In a speech on the floor of the Florida State Senate Thursday morning, Nelson said he will formally introduce legislation that will attempt to fix many of the problems exposed by this cycle's round of presidential primaries, adding the "time for reform is now.”
"This country cannot afford to wait that long, before we fix the flaws we still see in our election system," Nelson said. "The blessings of liberty cannot wait."

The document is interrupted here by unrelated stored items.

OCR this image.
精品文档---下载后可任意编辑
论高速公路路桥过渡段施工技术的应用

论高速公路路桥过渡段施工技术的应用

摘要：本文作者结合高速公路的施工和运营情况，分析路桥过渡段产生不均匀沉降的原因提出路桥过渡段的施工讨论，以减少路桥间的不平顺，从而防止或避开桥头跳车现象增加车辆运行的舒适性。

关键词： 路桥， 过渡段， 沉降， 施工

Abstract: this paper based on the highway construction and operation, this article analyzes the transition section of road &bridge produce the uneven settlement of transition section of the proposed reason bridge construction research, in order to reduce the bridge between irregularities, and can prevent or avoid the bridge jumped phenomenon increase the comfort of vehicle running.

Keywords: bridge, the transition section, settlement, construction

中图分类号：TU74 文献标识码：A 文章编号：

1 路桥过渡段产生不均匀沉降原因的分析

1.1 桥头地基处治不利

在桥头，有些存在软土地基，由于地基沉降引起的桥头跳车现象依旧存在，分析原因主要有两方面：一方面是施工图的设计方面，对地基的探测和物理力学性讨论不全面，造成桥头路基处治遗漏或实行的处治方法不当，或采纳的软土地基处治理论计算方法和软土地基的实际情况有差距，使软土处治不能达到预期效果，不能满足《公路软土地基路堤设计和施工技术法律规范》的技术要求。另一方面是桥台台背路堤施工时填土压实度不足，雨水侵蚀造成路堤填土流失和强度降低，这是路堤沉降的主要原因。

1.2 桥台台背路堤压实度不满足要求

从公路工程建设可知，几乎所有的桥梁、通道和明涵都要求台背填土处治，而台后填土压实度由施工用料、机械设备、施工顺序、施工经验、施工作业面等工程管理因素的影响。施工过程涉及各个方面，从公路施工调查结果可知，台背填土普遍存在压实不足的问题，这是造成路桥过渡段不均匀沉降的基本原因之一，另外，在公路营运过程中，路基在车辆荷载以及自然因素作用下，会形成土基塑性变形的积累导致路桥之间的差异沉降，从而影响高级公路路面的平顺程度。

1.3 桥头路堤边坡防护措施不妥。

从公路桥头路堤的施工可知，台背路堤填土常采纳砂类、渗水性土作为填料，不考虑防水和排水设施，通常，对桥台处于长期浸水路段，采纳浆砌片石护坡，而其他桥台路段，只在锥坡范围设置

Specifically, Nelson said he will propose six rotating interregional primaries that "will give large and small states a fair say in the nomination process." The regional primaries would be conducted on dates ranging from March to June, Nelson also said, taking the place of the current early-voting states Iowa and New Hampshire - states which critics have long argued are not representative of the American electorate. The dates would initially be set by a lottery system for the 2012 election and would rotate positions in successive elections.
Nelson called for early voting in every state and the elimination of voting machines that do not produce a paper trail. The Florida Democrat also said all citizens should be allowed to vote absentee if they so choose, and is pushing for a federal grant incentive program to help develop voting by mail and via the Internet.
Nelson will also formally seek award the presidency based on the popular vote result, instead of via the Electoral College – a reform that will require a stand-alone bill since it would require an amendment to he Constitution.
"The goal is simple: one person, one vote," Nelson said in his speech Thursday.